Quel est le sens de la coutume du sacrifice animal, dont la pratique plurimillénaire déborde largement, historiquement et géographiquement, le monde musulman ? Permettez-moi de partager celui que je crois comprendre : la sacralité de la vie (ou l’interdit de tuer), bénéficie d’une exemption, celle de l’animal dont on va se nourrir, et jamais cela ne doit devenir banal, c’est le moindre respect que l’on doit à l’animal. Le manque de respect se trouve dans ces barquettes en plastique où des lingots de viande sont emballés de sorte qu’on ne puisse faire aucun rapport avec la vache qu’on a vu brouter dans le pré et dont la sœur est passée anonymement, mais néanmoins terrorisée dans un abattoir automatisé et se retrouve là, méconnaissable, en petits morceaux emballés de cellophane. C’est d’avoir rendu invisible la mise à mort des animaux que l’on mange qui constitue la vraie « barbarie moderne ». De ce point de vue – on peut rêver –, une post-postmodernité civilisée devrait imposer que tout animal dont on va manger la viande soit sacrifié, de préférence en présence de (sinon par) ceux qui vont la manger (sans imposer le végétarisme, cela réduirait très certainement la consommation de viande comme l’exige l’écologie)… Plus réalistement, si chaque enfant pouvait voir au moins une fois comment cela se passe, ce ne serait déjà pas mal. D’autre part, l’interdit alimentaire biblique et coranique sur le sang ne peut être réduit à une pratique hygiénique (comme a tendance à le faire Rachid Benzine, à la suite de beaucoup de commentateurs qui légitiment des normes textuelles par des rationalisations a posteriori) : « âme liquide », le sang n’est pas un liquide comme les autres (pas plus que le lait ou le sperme). Et le mot âme n’est pas utilisé ici en un quelconque sens métaphorique ou « symbolique » : le sang est bien ce qui anime, au sens propre, les animaux (parmi lesquels la bizarre espèce de « singes spirituels » que sont les humains) ; lorsqu’il s’échappe totalement c’est la mort.

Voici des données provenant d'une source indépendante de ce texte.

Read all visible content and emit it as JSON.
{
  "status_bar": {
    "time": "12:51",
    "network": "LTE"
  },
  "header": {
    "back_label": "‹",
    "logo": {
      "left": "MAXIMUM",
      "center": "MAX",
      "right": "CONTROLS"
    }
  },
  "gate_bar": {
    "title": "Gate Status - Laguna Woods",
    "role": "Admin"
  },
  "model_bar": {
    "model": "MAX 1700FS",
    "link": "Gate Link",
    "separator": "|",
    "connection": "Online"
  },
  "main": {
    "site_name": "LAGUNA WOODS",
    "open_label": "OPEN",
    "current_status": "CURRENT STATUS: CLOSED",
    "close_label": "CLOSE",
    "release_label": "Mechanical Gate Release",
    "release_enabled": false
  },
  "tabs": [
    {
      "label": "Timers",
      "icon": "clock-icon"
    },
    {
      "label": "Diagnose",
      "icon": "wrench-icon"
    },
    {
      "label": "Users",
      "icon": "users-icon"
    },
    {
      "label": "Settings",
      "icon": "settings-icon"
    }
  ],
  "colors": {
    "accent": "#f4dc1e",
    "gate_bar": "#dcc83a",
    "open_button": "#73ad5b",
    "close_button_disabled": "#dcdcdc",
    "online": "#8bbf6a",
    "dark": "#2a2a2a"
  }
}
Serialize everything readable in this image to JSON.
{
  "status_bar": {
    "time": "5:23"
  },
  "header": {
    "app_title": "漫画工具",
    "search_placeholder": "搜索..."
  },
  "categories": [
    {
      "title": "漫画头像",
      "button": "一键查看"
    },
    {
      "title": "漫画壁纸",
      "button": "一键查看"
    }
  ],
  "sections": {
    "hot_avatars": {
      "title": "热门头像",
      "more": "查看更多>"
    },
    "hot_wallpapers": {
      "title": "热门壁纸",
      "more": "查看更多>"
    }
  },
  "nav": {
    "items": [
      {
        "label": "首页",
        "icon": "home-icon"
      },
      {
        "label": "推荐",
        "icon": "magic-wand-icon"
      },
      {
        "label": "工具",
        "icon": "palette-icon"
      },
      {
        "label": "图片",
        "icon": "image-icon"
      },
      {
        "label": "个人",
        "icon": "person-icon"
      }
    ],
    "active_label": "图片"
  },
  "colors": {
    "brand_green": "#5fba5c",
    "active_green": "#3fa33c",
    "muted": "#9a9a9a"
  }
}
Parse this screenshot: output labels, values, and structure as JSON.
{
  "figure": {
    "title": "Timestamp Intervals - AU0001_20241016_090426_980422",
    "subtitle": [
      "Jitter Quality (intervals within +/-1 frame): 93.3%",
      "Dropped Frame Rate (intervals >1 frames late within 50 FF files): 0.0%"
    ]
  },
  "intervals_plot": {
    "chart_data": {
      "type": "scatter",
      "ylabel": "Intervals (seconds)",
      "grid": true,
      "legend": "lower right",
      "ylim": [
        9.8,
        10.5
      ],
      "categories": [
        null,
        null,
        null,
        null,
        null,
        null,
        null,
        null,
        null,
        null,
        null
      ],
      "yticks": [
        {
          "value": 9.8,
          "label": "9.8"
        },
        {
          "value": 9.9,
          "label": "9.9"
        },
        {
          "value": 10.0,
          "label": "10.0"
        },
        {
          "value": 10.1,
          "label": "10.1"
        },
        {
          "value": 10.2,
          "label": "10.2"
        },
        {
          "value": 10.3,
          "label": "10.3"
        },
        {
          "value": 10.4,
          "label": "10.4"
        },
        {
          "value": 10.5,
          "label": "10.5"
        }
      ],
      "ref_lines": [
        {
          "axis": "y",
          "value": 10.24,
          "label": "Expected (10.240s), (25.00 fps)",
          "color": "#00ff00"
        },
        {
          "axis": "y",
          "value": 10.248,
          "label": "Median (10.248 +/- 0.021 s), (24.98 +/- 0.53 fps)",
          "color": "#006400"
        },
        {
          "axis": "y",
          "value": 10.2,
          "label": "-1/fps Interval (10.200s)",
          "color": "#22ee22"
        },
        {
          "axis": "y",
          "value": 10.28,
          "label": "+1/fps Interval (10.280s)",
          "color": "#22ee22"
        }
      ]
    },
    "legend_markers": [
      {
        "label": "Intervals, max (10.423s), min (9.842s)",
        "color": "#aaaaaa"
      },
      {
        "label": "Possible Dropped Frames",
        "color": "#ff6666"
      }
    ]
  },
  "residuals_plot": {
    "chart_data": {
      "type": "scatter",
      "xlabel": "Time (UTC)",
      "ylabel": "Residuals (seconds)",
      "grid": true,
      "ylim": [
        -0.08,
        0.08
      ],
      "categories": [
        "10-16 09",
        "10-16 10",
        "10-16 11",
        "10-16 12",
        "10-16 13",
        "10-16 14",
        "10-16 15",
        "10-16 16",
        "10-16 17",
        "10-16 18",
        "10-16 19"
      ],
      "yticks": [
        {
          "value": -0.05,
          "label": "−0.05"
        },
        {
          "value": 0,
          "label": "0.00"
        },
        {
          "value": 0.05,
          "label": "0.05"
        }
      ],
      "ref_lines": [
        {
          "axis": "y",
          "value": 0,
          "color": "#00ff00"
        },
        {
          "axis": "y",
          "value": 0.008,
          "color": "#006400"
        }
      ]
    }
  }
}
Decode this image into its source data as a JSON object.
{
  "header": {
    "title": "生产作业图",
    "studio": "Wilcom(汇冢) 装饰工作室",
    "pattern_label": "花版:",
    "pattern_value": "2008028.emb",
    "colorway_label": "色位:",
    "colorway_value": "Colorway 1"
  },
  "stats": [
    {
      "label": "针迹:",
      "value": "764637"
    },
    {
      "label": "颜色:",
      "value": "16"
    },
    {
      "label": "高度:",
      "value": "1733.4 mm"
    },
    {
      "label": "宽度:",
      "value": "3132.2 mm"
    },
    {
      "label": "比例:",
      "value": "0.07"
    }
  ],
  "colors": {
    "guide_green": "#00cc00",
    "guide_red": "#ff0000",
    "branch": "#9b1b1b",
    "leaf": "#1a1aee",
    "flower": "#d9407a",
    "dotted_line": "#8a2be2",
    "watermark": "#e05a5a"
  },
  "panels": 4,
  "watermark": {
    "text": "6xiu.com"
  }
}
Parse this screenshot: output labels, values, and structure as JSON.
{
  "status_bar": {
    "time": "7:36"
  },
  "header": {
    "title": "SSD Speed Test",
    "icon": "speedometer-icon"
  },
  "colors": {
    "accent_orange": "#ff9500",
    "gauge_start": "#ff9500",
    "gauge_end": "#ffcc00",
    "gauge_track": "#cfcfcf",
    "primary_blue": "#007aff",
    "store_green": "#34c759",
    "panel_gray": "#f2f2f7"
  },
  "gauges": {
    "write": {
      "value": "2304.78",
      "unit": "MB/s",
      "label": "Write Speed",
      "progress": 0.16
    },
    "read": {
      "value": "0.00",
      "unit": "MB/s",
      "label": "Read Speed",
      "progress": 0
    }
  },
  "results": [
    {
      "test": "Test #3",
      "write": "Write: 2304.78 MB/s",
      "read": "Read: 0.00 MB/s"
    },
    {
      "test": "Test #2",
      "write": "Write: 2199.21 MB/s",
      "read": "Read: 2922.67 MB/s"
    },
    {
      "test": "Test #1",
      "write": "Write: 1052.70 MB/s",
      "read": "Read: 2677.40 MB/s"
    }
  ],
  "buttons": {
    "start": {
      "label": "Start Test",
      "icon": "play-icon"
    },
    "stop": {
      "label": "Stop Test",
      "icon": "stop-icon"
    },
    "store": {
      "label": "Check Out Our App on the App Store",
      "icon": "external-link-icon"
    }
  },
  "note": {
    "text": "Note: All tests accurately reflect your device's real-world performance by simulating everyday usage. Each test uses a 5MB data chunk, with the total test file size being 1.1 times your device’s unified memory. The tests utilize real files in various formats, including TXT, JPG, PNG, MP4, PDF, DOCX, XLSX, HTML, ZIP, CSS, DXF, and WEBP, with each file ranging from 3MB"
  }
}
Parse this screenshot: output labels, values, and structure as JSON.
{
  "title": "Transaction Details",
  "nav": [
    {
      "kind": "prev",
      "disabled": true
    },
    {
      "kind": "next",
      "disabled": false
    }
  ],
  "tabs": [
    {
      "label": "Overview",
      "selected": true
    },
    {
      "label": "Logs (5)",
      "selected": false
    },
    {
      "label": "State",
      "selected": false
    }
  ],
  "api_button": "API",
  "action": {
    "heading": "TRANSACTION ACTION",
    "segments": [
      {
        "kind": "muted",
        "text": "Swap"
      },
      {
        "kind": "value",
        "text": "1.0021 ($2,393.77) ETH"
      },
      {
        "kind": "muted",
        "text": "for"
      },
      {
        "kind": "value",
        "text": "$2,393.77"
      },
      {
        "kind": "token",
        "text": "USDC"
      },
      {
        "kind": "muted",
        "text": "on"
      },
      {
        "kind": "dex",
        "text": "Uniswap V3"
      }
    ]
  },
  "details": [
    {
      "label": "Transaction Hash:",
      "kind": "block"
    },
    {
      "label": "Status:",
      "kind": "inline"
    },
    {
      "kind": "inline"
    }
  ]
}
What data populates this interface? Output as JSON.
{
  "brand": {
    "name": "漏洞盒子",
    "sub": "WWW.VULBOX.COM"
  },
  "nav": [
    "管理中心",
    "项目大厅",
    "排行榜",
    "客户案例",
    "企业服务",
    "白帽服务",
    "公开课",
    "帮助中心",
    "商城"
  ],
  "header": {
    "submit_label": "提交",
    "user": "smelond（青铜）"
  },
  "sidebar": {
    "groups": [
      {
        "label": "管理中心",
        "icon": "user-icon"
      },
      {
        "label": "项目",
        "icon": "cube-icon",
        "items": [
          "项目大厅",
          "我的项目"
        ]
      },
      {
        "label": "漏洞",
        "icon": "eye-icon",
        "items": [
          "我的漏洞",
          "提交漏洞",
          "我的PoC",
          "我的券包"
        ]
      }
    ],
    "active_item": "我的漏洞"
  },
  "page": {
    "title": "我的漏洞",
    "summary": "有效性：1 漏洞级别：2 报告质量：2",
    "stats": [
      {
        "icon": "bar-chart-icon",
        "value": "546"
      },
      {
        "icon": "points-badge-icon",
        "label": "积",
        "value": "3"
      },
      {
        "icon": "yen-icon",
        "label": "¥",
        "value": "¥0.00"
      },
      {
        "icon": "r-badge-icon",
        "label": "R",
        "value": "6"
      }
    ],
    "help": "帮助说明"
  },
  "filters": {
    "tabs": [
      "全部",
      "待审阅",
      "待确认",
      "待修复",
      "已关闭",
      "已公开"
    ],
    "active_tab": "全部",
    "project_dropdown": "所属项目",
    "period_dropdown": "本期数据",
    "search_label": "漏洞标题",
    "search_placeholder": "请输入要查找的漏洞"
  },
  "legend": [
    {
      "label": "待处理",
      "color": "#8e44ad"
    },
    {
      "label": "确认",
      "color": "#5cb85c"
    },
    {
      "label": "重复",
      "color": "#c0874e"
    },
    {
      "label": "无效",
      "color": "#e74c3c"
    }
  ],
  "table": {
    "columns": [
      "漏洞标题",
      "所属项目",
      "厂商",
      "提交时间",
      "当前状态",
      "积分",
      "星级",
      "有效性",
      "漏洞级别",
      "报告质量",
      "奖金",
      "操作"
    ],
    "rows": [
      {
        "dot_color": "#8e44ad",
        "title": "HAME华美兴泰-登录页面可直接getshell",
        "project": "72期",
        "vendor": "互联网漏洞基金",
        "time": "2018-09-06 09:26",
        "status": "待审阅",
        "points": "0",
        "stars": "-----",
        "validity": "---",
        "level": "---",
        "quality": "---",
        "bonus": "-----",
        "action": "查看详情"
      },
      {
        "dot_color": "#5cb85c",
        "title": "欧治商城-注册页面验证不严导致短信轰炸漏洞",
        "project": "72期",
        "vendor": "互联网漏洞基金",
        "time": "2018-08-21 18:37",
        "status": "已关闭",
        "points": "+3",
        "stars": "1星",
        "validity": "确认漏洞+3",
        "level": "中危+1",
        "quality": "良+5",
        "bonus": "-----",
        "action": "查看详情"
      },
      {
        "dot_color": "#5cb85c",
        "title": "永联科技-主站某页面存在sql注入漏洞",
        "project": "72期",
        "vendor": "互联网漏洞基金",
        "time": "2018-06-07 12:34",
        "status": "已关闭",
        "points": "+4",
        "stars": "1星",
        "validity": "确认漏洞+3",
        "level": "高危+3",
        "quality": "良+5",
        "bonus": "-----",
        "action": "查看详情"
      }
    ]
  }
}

Le sacrifice du mouton – et de tous les animaux, du poulet au chameau, par égorgement – n’est peut-être « qu’une coutume », mais c’est une coutume qui inscrit la viande dans un ordre spirituel cosmique. En cela, sans être une obligation coranique, il répond parfaitement à l’esprit (souffle, pneuma en grec, spiritus en latin, rûh en arabe) de l’islam. Car, bien mieux qu’universelle (que Dieu nous préserve d’un monde où il n’y aurait que des musulmans), l’islam est une spiritualité cosmique. L’heure de la prière est dictée par le cycle quotidien du soleil, et les musulmans pratiquants connaissent mieux que les autres le moment où apparaissent les premières lueurs de l’aube, quand il est midi, quand c’est le milieu de l’après-midi (où l’ombre d’un bâton planté verticalement a la même longueur que le bâton), et quand s’achève le crépuscule (pour le lever et le coucher du soleil, tout le monde – sauf les lève-tard – peut être au courant, en observant le ciel, ce que bien peu de gens font en ville). Sous nos latitudes, ils en suivent quotidiennement les variations saisonnières. Les mois sont lunaires, et le praticien du jeûne du ramadan peut suivre l’avancement du mois en regardant la phase de la lune comme sur une horloge (pleine lune : on est à la moitié). Comme dans beaucoup de spiritualités, l’eau et les sources sont sacralisées comme le Vivant, al-Hayy, un des noms de Dieu. Les étoiles, les montagnes, les végétaux (du grain de moutarde à l’olivier), les animaux (de l’araignée à l’éléphant) et même les roches en leurs diverses teintes sont célébrés : l’humain est à la fois minuscule et particulier dans ce cosmos, glaise modelée (ou « poussière d’étoiles » pour se la jouer plus scientifique) et lieutenant (calife) de Dieu.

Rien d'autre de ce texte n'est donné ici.